Whenever it rains in Nairobi, as it has over the past few days and weeks, the city’s worst face froths to the surface.

When Nairobi receives a few inches of rainfall, its drainage system, woefully inadequate even in non-emergency situations, gets overwhelmed and leaves city residents in a flood of fury.

As rains pummel the city, evidence of Nairobi’s creaky drainage system is everywhere: a trail of death, filth, crumbling walls, crumbling houses, fallen trees, impassable roads, potholes turned into craters, flooded roundabouts, deluged cars, stranded commuters, stalled trucks and intractable traffic jams.

The ramshackle drainage system converts a handful of millimetres of rain into a cesspool in which sewage swishes through classrooms and homes that have degenerated into a shambles, leaving swathes of the city engulfed in foul smell.

The roads bear the brunt of Nairobi’s creaking drainage system whenever the city, as a bulge of second-hand cars grinds to a halt in muddy waters and others slam into each other in pile-ups, ending dozens of lives and changing other lives forever.

At the sight of rains, matatu fares hit the roof, for in Nairobi, profiteers are always lurking at every corner waiting to coin it from the miseries of the long-suffering city residents.

From the shacks in the city’s informal settlements to the genteel mansions of up-scale neighbourhoods, the rains routinely knock out the city’s unreliable power supply, leaving residents groping in the dark while providing cover for hordes of criminals on the prowl.

Nairobi’s pitiful drainage system is a case study in the dysfunction at City Hall and a running joke on social media, with neighbourhoods such as South C being referred to as South Sea, as its residents muddle through muddy waters.

A rained-soaked Nairobi is not only a toughening boot camp, but also provides its residents with ample opportunities to get sick, from the raw sewage gushing across the city’s estates to the implacable cholera outbreak currently on the march in parts of the city.

The city’s creaky drainage system is a stunningly obvious fact that has been given short shrift by the authorities for decades. Many experts attribute this problem to the lack of drainage infrastructure during road construction and maintenance, developments along riparian reserves, and newly built up areas that block natural water flows.

Others contend that the drainage system installed in the 1920s has barely been upgraded to match both the planned and unplanned developments wrought on the city over the years.

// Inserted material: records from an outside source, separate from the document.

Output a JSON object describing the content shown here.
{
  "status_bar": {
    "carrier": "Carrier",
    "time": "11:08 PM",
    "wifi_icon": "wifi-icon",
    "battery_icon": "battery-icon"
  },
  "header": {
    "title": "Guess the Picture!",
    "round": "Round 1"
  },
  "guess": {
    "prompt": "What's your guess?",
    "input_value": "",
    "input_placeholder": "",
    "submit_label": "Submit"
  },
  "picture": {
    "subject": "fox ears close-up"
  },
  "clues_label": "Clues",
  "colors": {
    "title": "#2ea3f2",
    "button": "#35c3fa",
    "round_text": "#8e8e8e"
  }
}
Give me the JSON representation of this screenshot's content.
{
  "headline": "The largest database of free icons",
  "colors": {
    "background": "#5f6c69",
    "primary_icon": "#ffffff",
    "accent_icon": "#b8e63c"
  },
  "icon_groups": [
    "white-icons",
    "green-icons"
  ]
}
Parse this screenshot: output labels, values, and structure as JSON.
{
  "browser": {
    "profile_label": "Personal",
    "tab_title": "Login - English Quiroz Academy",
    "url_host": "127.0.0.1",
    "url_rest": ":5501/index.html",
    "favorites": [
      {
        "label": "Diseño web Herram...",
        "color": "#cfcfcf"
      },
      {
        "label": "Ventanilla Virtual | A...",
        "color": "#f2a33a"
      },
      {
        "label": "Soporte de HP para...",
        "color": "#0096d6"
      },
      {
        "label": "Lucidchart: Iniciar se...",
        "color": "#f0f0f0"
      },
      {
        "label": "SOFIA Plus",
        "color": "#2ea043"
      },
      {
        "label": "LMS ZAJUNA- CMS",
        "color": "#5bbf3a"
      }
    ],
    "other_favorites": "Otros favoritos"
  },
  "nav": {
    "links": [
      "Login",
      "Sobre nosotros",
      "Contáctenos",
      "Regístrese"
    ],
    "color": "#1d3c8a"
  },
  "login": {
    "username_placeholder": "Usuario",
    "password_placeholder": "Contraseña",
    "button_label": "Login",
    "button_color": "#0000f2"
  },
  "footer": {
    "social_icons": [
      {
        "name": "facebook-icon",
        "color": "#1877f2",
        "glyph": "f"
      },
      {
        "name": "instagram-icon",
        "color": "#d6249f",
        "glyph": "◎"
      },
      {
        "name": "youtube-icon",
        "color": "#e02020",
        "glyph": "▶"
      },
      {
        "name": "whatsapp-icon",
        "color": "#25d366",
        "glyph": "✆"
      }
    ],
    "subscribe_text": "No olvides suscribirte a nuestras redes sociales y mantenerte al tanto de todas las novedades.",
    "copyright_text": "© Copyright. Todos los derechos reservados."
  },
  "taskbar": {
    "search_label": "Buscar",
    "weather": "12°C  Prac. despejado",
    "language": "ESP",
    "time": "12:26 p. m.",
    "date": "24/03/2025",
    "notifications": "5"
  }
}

Whatever the case, the unbelievable degradation of the city’s drainage system is not only an infrastructural catastrophe crying for attention, but also a humanitarian crisis. Drainage in the city’s slums is worse due to haphazardly developed structures that are grubby beyond imagination and constructed without consideration of natural water flows, riparian reserves and wetland management.

According to many estimates, slums host 60 per cent of Nairobi residents, who are crammed into less than 5 per cent of the city’s residential area and just over 1 per cent of all land in the city.

Life is already precarious in the slums, where hard-scrabble lives hang by a thread. As many wobbly shacks are flattened, other rickety structures groan and shake violently whenever rains lash these underprivileged areas.

In these impoverished settlements where fetid water flows freely and dozens share one toilet, families cling to each other and utter prayers begging for mercy as rains pound their decrepit structures hour after unending hour.

Besides eroding the dignity of residents, the poor drainage system is the cause of many health and environmental problems in the slums.

Nairobi may well be at the peak of a stupendous economic boom, as evidenced by the skyscrapers and the so-called gated communities sprouting every day. It may also be the most intelligent city in Africa, according to Intelligence Community Forum, an international think tank.

But its creaky drainage system sticks out like a sore thumb. Painfully aware of the gulf between election promises of shiny streets and the reality of deluged and potholed highways and byways, many Nairobians have quickly learned the calculus of surviving the poor drainage system.

The statement for it, which has become a national mantra, is; “accept and move on.” But those with shreds of hope are haunted by a vexing question: Who will give the decrepit drainage infrastructure a new lease of life?

The politically downwardly mobile Governor Evans Kidero seems feckless.

His recent orders to Kenya Urban Roads Authority and Kenya Highways Authority to fix the dreadful drainage system that causes flooding along most of the city’s roads are yet to yield any concrete action.

Members of Nairobi’s Assembly, the newly prosperous representatives from whom we expect solutions to the city’s problems, seem busy cutting deals and amassing wealth to bankroll their future election campaigns.

To these wheeler-dealers run amok, the city’s poor drainage system seems to be just another nuisance for which they have no time in their breakneck race to join the millionaires’ list.

Nairobians are used to hardships – from hideously corrupt officials to Al-Shabaab terror attacks, they stoically weather them all. Still, city residents shudder any time low, grey clouds stretch across the sky in a thin veneer of menace. For rain, in its own oblique way, reminds Nairobians of the city’s rotten drainage infrastructure.

A proper, functional drainage system should be non-negotiable. No effort should be spared in giving Nairobi a drainage system worthy of its status.